When in the aftermath of the cyclone the East Bengalis elected a new government that sought autonomy, the military rulers of Pakistan ignored the result and then cracked down, killing and raping more than a million people and sending millions more fleeing to safety of squalid refugee camps in India. The Pakistan Army was aided by the criminal indifference of an unholy alliance of China and the U.S., which both looked the other way uttering the mantra that, “It is an internal Pakistani affair.” (While the Pakistan military were doing their bloody work killing Bengalis, Henry Kissinger was using the cover of Pakistan to visit Beijing and start the great reopening of diplomatic relations between China and the U.S.)
The resources and finances of newborn Bangladesh were precarious, with nearly 100 million people crowded into a disaster- prone area smaller than England and Wales, unable to feed itself, with nearly no natural resources and its major export of jute in rapidly declining demand in a world hungry for plastic bags.
The only other major export was tea, strong, but of dust quality, useful for giving punch to morning tea bags. Bangladesh was looking for $1 billion a year from economic aid for mere survival.
Globalization, the garment industry and the willingness of its women to work in the unsafe factories for low wages have rescued Bangladesh and given it economic hope. The garment industry is 15 times more valuable than aid ever was. Equally important, women are earning new opportunities and widening their horizons.
But factory life is not fun —even when the building is safe. Cynics might also say that fewer people have died in the two major factory disasters, and in a string of other less noticed incidents, than die daily from hunger and preventable diseases such as malaria.
The problem with global markets is that, as presently constituted, they pay little respect to national boundaries or human rights. If campaigners press too hard, say for a minimum wage of $2 a day or for inspected, safe, air-conditioned factories, the multinational companies can just take their business to other countries with workers willing make sacrifices. In the case of the factory collapse, the multinationals can legitimately claim that they should not be blamed for the Bangladeshi owners defying building and construction laws that put the workers at risk.
But it is surely time for international bodies to lend a hand in improving basic global rules and regulations. With markups giving them margins of 300 to 400 percent on the cost of production, the multinationals can afford to slim a bit.

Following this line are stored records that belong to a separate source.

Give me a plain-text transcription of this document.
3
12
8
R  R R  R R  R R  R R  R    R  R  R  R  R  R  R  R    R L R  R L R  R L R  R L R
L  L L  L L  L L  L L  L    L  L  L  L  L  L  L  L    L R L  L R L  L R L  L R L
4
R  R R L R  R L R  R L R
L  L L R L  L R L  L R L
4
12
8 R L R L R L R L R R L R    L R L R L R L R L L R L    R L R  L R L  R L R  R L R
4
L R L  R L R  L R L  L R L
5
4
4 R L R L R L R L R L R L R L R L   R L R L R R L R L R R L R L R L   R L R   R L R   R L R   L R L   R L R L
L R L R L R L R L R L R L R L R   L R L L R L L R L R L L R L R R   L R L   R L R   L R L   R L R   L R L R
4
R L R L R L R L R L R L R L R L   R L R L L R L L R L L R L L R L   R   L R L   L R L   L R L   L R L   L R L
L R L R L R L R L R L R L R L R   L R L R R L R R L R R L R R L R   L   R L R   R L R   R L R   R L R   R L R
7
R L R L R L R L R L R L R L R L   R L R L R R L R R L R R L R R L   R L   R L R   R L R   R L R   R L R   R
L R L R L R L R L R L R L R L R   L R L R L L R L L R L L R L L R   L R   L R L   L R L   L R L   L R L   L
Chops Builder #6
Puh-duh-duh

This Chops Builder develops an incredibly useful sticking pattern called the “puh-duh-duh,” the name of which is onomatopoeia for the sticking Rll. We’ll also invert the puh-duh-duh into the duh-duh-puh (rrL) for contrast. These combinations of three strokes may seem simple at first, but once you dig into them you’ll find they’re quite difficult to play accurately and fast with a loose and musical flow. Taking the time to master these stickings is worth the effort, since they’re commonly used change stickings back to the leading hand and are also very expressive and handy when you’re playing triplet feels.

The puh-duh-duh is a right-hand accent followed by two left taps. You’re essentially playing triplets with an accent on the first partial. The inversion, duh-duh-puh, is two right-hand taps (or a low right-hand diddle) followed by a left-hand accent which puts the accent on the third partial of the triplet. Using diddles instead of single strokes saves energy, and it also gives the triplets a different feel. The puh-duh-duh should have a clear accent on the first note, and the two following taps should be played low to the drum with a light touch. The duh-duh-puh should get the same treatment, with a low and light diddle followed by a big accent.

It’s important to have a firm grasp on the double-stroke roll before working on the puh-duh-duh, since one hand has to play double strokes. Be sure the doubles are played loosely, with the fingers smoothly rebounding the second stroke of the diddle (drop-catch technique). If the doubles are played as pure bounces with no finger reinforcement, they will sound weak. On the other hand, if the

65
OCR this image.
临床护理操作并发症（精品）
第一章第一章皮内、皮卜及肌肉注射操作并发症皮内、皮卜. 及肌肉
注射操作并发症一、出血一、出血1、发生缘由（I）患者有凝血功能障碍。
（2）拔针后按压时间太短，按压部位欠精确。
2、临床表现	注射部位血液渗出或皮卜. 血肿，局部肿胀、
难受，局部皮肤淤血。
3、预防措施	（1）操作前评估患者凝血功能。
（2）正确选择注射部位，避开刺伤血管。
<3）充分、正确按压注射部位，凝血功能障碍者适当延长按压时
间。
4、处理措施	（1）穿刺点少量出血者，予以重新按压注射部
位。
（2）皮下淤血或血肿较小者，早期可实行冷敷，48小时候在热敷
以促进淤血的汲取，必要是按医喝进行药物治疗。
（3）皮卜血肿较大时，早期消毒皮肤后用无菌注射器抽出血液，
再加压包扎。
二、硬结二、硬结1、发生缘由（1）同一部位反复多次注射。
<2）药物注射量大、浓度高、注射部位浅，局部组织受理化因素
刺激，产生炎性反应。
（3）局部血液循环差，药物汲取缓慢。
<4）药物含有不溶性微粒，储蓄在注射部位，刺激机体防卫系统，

The World Bank could provide aid for Bangladesh, and other countries, on drawing up and ensuring safe building codes and standards, and on stiffening the resolve of governments to prosecute offenders. The International Labour Organization could work with the multinationals on a code of pay, working conditions and training of workers.
In the long run the companies would benefit from paying more for better trained workers able to produce better quality products. But would capricious markets understand the value of such investments? And would fickle consumers be prepared to pay extra pennies for safer work?
Kevin Rafferty is a professor at the Institute for Academic Initiatives at Osaka University.